Standard Oil Company of California, WO, Inc. v. NLRB
Decision Date | 20 August 1968 |
Docket Number | No. 21953.,21953. |
Citation | 399 F.2d 639 |
Parties | STANDARD OIL COMPANY OF CALIFORNIA, WESTERN OPERATIONS, INC., Petitioner, v. NATIONAL LABOR RELATIONS BOARD, Respondent. |
Court | U.S. Court of Appeals — Ninth Circuit |
Noble K. Gregory (argued), Charles E. Voltz, C. F. Prael, John C. Cook, of Pillsbury, Madison & Sutro, San Francisco, Cal., for appellant.
Solomon I. Hirsh (argued), Janet Kohn, N.L.R.B. attys., Robert B. Hoffman, Director, N.L.R.B., Levy, DeRoy, Geffner & Van Bourg, San Francisco, Cal., Marcel Mallet-Prevost, Asst. Gen. Counsel, Washington, D.C., for appellee.
Before MADDEN, Judge of the United States Court of Claims; HAMLEY, Circuit Judge, and BOLDT, District Judge.
This is a proceeding brought by the petitioner, hereinafter called the Company, to review an order of the National Labor Relations Board which held that the Company had violated the National Labor Relations Act. The important violation found by the Board was the Company's refusal to furnish to a labor union, Oil, Chemical and Atomic Workers International Union, Richmond, California, Local 1-561, AFL-CIO, hereinafter called the Union, which was the statutory bargaining agent of a unit of the Company's employees, the home addresses of the employees in the unit. The refusal was asserted by the Board, in its complaint against the Company, to be a violation of section 8(a) (5) of the National Labor Relations Act, hereinafter called the NLRA, or the Act, 29 USC § 158(a) (5), which section imposes upon an employer the statutory duty to bargain collectively with the representative of its employees. The Board also asserted a violation by the Company of § 8(a) (1) of the NLRA, but we shall have no further occasion to refer to that assertion until near the end of this opinion.
The case presents no problem relating to the jurisdiction of the Board, or of this court.
The Company operates an oil refinery at Richmond, California, where it employs some 2600 persons. The Union represents a unit consisting of the production and maintenance workers of the refinery. There are some 1500 employees in the unit. A small majority of the 1500 are, presumably, members of the Union, and some 700 of them are not members. The Union has been the collective bargaining representative of all the employees in the unit, since about 1950, and during the time involved in this case there was a collective bargaining agreement between the Company and the Union, which was amended, and, as amended, was renewed for another year. The agreement did not provide for a "union shop" under which every employee would be obliged to join the Union, or at least pay dues to the Union. It did provide for "maintenance of membership" under which an employee who joined the Union was obliged to maintain that membership during his employment by the Company.
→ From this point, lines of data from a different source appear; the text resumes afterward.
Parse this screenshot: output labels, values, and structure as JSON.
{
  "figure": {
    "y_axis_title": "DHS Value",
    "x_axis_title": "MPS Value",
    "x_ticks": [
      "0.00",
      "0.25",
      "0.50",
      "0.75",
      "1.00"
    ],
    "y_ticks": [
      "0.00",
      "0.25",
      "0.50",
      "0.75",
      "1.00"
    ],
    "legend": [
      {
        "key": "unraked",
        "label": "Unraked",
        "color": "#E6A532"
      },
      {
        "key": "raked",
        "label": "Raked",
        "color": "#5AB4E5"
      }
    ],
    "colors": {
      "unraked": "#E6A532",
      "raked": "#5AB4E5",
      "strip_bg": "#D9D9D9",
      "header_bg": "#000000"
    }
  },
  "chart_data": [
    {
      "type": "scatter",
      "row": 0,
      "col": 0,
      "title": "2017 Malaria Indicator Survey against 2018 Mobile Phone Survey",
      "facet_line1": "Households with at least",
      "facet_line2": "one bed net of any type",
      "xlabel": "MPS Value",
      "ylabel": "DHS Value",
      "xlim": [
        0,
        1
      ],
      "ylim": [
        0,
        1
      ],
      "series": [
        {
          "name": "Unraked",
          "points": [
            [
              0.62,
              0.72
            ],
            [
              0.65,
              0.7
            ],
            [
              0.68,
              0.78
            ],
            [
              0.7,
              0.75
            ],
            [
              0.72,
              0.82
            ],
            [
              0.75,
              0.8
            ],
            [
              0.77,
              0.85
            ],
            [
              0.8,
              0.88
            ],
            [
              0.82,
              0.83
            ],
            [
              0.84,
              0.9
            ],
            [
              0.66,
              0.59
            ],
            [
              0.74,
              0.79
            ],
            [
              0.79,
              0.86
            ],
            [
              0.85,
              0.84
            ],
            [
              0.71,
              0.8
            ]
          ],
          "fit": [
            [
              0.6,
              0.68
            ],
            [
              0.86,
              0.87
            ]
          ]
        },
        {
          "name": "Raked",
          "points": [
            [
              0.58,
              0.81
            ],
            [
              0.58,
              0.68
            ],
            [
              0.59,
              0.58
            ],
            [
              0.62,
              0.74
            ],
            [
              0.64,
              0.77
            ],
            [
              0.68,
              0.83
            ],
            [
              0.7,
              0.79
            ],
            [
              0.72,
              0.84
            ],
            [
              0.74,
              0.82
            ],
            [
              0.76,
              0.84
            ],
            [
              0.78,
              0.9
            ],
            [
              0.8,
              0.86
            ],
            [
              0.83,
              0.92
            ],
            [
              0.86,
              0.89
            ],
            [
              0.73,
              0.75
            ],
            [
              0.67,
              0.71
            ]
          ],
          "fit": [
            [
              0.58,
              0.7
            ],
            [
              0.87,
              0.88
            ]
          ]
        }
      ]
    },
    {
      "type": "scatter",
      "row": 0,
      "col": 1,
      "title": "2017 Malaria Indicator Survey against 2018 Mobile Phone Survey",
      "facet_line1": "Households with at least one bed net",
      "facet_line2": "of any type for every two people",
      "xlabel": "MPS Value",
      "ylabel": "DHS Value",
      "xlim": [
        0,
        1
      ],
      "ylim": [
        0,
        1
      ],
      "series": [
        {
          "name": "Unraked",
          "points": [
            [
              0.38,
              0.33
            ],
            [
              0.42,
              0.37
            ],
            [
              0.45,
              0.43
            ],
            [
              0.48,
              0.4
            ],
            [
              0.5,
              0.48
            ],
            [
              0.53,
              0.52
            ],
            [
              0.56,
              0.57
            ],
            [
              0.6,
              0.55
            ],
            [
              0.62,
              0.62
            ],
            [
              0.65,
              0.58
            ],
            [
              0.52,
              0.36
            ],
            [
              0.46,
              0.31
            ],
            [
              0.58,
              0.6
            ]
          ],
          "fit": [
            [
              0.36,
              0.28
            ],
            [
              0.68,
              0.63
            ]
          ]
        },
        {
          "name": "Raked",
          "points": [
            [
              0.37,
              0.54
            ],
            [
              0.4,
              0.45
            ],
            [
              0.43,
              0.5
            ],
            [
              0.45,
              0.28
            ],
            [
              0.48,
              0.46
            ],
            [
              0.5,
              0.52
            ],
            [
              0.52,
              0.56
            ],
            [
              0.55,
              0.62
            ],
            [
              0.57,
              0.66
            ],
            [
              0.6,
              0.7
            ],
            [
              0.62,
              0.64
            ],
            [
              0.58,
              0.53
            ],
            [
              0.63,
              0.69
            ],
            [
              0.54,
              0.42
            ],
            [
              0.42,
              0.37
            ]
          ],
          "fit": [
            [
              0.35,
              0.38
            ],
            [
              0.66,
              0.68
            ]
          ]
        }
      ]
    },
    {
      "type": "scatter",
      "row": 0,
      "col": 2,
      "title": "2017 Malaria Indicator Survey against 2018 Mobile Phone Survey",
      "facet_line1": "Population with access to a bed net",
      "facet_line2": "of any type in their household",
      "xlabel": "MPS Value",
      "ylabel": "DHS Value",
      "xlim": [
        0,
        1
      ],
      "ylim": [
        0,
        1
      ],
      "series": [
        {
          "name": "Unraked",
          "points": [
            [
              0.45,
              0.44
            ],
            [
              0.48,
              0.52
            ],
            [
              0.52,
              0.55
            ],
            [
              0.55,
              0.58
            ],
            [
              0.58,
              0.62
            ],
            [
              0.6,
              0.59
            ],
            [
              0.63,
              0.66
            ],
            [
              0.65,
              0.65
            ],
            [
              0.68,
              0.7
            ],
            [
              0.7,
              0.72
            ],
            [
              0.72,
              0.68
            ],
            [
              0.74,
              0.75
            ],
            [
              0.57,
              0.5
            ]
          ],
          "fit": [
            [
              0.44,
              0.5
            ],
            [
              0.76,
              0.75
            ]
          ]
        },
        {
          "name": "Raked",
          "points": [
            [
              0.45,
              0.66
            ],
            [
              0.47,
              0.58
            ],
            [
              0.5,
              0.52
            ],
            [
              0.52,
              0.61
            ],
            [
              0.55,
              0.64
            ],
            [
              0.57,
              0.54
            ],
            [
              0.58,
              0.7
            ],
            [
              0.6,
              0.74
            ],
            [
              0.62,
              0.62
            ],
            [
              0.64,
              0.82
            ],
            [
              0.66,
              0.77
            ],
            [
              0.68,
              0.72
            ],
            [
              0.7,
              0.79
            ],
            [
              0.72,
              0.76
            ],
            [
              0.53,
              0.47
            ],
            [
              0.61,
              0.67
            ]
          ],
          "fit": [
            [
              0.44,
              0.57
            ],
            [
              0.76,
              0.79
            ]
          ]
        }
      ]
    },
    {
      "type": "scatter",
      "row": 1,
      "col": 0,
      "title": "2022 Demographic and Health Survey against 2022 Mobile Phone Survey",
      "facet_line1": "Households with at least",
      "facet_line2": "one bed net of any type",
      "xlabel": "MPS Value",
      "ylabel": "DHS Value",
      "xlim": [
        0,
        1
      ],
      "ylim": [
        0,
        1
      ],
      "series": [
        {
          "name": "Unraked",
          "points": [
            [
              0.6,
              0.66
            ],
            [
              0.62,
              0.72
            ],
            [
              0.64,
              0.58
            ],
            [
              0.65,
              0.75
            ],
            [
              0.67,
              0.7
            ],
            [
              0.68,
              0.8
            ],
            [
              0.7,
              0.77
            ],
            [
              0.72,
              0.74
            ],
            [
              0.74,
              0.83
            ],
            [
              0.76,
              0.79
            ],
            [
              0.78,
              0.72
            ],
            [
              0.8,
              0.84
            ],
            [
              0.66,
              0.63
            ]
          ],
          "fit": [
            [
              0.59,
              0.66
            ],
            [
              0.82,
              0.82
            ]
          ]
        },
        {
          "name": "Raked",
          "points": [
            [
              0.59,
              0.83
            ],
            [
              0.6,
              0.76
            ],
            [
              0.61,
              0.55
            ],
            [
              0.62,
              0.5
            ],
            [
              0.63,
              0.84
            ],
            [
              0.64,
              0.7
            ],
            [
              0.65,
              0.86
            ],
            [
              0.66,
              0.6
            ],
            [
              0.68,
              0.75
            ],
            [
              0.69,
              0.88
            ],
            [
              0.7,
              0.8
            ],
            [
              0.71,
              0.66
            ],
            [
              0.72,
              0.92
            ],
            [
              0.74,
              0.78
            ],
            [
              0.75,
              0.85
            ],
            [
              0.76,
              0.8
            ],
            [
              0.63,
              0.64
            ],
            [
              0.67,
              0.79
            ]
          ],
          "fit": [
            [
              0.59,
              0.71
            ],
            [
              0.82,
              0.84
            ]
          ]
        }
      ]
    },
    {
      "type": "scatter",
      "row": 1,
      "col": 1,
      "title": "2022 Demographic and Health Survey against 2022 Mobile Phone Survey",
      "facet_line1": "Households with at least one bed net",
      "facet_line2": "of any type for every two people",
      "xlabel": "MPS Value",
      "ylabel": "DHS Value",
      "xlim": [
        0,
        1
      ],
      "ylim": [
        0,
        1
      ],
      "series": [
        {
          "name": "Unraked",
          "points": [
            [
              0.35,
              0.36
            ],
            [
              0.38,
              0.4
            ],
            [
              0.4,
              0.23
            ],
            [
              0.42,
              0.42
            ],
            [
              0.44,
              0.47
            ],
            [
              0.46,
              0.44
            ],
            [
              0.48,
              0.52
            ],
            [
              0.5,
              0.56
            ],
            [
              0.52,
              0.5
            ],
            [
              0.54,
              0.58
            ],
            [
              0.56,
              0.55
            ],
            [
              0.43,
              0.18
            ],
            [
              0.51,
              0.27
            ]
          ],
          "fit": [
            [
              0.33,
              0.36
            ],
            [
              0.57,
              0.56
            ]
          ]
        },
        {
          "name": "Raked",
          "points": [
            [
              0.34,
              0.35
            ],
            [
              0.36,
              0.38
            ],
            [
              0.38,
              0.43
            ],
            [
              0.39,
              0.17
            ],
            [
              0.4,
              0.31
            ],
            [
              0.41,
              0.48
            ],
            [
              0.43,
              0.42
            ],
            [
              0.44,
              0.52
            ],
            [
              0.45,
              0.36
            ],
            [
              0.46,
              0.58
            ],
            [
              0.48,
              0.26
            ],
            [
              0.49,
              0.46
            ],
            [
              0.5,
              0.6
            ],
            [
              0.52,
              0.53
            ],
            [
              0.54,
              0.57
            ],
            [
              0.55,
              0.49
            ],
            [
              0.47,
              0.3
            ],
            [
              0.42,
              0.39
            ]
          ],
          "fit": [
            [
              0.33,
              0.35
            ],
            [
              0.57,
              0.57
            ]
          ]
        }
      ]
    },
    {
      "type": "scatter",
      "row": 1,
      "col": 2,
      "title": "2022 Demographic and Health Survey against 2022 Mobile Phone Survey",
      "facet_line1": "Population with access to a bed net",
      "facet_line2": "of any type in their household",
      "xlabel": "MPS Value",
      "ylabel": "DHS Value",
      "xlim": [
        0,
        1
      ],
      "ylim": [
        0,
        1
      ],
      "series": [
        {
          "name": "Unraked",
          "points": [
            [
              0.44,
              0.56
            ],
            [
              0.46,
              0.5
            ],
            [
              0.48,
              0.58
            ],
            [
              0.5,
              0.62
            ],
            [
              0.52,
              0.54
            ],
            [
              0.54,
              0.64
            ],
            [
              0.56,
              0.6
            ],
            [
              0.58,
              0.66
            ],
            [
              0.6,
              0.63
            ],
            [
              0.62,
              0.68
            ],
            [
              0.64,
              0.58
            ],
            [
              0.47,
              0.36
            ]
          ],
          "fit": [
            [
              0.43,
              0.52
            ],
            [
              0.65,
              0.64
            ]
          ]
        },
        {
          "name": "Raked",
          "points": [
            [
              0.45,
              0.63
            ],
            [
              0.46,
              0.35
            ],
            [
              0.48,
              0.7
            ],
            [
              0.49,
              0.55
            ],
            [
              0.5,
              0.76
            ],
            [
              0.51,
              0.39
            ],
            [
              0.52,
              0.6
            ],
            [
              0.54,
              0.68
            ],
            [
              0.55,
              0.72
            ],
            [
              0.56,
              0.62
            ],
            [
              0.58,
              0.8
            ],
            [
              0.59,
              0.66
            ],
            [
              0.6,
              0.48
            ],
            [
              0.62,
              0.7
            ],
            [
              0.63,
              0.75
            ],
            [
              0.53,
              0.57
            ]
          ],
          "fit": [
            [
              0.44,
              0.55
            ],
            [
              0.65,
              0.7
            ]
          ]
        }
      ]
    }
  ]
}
The Union, as the statutory exclusive bargaining agent for all the employees in the unit, was obliged by the Act to fairly represent the interests of all the employees in the unit, the non-members of the Union of whom there were some 700, as well as the members, of whom there were some 800. To perform this statutory duty adequately, it was necessary that the Union be able to communicate with those whom it represented, i.e., with all 1500 of the employees in the unit. The Company's duty to bargain collectively with the Union as the representative of 1500 employees was not fulfilled by bargaining with the Union if the Union had no means of communication with some 700 of the 1500 employees represented by it, and it was readily within the power of the Company to make it possible for the Union to communicate with the members of the unit who were not members of the Union. In that situation the Union might poll its 800 members as to a term of a proposed contract, and learn that 500 of its members were favorable and 300 opposed. It might then agree, in collective bargaining with the Company, to that term, although all of the 700 non-members of the Union, as well as 300 members, i.e., 1000 employees of the 1500 in the unit might be opposed to the provision.